We’ve got to talk…
Ouch! This is the most hostile phrase you don’t want to hear from your employer or your spouse which can raise your BP to critical level especially if the tone with which it is said does not sound too friendly. Those two bosses don’t invite you in for fun talk or jokes. When, especially, a spouse would say, “we’ve got to talk”, you start feeling a headache that wasn’t due yet until next year. In a split of a second, your mind reviews every possible thing you may have done or said wrong. And if you don’t calm down, you may even confess about something that is far from being the topic they want to discuss with you. Even when you know you are clean and clear like a summer sky, you still would like to dishonor this hostile invitation. Right away, you may start by asking when, what about, what the matter is. Now you may find yourself anxious to hear out the issue. If the talk appointment is postponed to another time, you keep asking yourself what the hell is he/she has to talk about. Until the time comes for that dialogue to take place, you make sure you are doing or saying everything precise and decent.
If you had a side affair date set with someone, you may want to postpone that date until after the talk you have to have with your boss (spouse) is undergone. You are like a goalkeeper praying that the player kick the ball in the direction you are planning to cover. And as the time is approaching for the séance to be held, you are monitoring the face expressions and gestures of your prospective interlocutor in an effort to predict if it’s going to be a case where you might or might not need a lawyer. You don’t know which alibi to brew. So get ready to do some critical thinking. In the meantime, you have the right to remain silent, for anything you say can or will be used against you during the course of dialogue.

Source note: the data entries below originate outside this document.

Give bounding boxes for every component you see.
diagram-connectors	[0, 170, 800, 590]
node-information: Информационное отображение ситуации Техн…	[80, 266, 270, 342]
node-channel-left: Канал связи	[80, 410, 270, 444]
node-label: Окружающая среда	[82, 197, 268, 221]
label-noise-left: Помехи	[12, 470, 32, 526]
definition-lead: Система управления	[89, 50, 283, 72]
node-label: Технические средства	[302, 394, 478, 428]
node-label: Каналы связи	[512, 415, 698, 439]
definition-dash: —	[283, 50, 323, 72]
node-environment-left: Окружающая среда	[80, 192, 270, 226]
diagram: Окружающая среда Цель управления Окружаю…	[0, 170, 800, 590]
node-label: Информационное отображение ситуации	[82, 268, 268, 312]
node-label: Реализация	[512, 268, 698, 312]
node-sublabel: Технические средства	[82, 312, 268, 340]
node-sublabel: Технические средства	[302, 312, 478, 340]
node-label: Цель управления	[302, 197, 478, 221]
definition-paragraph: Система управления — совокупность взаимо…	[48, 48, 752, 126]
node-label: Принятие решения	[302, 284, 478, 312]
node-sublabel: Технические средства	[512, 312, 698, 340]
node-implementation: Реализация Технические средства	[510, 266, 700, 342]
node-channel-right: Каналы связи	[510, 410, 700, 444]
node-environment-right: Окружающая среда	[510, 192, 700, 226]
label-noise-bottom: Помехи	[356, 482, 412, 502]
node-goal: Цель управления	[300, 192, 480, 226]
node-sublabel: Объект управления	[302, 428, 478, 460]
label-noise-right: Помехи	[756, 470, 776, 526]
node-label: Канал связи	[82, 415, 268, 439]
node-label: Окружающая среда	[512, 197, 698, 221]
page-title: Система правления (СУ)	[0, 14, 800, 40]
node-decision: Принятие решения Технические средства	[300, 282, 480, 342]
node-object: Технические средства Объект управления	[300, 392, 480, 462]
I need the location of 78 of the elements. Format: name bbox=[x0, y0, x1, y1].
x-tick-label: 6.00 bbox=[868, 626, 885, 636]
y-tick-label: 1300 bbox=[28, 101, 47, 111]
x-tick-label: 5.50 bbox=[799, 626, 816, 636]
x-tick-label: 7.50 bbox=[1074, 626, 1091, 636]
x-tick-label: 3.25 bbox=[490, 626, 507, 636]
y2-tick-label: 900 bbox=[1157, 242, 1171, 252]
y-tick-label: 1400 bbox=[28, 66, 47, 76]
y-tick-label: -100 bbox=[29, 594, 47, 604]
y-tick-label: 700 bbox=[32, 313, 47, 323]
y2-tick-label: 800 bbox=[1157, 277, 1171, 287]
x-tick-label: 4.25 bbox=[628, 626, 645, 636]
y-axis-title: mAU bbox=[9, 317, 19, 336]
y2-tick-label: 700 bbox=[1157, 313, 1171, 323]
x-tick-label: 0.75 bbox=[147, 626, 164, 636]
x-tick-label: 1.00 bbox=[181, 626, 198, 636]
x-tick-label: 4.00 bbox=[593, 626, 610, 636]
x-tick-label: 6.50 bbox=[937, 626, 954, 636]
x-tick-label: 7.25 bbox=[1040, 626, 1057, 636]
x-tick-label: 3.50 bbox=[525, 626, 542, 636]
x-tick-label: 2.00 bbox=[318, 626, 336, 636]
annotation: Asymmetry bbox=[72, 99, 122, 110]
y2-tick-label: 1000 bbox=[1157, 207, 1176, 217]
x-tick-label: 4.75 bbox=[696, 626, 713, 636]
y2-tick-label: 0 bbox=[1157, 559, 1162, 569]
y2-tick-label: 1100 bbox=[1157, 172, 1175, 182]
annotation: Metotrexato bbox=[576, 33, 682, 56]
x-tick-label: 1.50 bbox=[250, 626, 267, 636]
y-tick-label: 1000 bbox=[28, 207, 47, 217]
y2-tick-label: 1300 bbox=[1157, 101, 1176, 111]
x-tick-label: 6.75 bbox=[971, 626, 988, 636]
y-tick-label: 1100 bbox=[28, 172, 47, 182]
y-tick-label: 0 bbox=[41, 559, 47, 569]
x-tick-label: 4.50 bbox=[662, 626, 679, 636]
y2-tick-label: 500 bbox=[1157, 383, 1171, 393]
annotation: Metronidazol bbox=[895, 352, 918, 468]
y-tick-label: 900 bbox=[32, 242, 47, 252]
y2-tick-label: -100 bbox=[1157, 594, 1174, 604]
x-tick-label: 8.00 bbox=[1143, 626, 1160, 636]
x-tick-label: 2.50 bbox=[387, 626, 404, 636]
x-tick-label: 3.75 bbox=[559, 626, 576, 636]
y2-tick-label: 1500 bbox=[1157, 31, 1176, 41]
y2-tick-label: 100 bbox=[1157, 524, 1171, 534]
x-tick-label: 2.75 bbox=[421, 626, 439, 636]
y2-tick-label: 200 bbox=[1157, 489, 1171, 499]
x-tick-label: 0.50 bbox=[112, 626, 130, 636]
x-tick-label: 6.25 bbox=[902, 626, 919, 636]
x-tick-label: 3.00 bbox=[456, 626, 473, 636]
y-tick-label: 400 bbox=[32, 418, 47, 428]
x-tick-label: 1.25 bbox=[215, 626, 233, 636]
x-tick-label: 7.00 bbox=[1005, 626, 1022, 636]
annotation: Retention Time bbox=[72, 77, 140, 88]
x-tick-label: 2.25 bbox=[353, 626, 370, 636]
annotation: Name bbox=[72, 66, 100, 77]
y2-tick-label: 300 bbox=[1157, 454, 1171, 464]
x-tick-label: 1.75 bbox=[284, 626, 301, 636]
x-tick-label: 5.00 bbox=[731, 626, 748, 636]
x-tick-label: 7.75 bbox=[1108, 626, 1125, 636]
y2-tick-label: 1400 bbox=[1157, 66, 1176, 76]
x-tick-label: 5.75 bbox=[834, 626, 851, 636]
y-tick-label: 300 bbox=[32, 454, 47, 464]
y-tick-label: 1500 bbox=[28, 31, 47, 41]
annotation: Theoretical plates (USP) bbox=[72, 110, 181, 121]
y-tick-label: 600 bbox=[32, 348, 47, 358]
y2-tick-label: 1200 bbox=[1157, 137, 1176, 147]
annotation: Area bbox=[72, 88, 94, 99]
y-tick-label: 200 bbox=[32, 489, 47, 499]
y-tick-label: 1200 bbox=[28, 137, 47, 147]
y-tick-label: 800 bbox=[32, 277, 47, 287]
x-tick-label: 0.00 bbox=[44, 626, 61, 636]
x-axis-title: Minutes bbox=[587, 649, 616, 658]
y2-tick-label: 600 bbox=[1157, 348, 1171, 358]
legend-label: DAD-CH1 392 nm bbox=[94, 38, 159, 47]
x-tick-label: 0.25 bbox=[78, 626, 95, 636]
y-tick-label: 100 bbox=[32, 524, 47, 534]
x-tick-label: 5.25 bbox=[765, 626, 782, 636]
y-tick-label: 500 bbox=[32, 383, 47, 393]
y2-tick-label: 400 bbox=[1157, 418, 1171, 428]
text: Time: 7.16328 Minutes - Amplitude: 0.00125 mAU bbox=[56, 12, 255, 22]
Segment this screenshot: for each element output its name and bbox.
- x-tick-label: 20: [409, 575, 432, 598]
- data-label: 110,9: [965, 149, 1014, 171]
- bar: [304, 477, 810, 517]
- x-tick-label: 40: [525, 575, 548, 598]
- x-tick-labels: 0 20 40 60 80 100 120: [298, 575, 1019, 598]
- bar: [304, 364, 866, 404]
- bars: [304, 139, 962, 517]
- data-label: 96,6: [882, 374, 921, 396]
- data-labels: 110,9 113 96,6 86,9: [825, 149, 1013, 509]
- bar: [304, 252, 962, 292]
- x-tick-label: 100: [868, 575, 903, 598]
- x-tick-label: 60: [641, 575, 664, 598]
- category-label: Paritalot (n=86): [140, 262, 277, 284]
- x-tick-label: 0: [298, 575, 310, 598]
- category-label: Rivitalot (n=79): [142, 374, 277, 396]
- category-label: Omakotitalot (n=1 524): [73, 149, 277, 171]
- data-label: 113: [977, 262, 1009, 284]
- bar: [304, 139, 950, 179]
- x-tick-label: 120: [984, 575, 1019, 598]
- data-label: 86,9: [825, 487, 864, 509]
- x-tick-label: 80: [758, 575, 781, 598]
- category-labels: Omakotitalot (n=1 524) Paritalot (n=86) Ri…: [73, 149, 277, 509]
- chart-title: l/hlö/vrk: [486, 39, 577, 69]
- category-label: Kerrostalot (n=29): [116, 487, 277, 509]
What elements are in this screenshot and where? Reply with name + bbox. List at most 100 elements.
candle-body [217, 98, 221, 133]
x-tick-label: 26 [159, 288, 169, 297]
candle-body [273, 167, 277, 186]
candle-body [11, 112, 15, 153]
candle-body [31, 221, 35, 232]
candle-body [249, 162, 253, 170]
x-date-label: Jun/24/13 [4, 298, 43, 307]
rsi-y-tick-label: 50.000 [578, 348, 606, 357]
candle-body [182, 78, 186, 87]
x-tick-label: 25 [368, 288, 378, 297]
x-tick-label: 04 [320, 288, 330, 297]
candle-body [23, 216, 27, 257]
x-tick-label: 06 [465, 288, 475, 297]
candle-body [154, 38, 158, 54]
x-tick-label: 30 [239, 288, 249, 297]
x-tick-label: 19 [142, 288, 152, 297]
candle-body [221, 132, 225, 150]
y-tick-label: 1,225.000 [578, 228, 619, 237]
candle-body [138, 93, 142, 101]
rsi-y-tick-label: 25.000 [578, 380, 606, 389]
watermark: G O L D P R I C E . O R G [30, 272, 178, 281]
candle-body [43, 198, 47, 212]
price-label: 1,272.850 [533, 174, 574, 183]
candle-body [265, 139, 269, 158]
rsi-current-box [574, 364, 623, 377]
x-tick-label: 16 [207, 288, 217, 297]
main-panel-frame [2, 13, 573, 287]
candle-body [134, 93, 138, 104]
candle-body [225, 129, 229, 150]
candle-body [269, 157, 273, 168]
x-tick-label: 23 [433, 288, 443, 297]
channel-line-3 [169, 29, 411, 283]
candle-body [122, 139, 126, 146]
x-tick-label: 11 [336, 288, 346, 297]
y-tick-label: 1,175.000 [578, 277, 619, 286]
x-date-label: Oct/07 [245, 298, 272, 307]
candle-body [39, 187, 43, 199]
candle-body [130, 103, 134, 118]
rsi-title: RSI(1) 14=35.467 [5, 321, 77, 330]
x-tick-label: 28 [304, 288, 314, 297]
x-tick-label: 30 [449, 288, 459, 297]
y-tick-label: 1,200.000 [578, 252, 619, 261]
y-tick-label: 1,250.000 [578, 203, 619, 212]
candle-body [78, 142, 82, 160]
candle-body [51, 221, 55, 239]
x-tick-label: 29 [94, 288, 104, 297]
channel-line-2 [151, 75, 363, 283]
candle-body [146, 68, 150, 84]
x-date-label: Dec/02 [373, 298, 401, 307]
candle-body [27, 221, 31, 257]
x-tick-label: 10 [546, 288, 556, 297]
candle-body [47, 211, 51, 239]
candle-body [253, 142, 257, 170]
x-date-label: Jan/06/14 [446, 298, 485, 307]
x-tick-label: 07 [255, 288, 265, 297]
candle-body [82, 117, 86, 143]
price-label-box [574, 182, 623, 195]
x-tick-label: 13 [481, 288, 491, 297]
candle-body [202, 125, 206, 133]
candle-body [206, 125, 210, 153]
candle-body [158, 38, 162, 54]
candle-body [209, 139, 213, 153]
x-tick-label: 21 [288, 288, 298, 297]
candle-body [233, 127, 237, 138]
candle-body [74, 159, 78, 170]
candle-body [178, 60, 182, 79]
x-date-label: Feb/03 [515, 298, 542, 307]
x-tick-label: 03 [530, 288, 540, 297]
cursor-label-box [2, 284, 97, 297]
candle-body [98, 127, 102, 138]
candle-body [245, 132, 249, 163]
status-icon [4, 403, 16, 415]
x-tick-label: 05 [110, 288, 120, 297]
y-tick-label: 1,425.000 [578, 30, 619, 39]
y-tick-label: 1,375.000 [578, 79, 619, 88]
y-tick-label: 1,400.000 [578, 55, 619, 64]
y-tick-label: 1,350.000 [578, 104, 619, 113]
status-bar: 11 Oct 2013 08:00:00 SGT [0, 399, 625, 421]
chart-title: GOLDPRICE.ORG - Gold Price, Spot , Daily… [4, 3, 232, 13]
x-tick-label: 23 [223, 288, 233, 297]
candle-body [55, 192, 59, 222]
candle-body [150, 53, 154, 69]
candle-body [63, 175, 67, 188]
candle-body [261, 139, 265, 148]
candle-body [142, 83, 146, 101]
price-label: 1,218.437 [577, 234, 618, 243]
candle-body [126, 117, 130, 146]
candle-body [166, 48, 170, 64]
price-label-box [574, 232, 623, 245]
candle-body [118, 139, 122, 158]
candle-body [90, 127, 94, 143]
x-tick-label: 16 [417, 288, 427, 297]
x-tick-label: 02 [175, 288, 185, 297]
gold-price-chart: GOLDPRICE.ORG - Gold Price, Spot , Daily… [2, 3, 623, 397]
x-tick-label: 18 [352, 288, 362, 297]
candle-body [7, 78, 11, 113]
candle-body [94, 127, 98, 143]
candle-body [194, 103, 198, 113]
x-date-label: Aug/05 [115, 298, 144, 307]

Sometimes, when you finally presented yourself for the talk, you were told, “forget it for now, we’ll discuss it another day. At this point you feel like it’s not something very important to worry about after all. Well it might be that they are just compiling more arguments against you. Well, enough is enough, let the chips fall where they may. When your spouse or boss would summon you in for a talk, what usually is their subject? Could it be praise, raise, promotion, or reward? Or could it be complaint, salary cut, demand, demotion, divorce, or termination? Have you ever been improvised with the proposal, “We’ve got to talk…? How did it go? Can you make it fun to hear? We've got to talk fellow viners.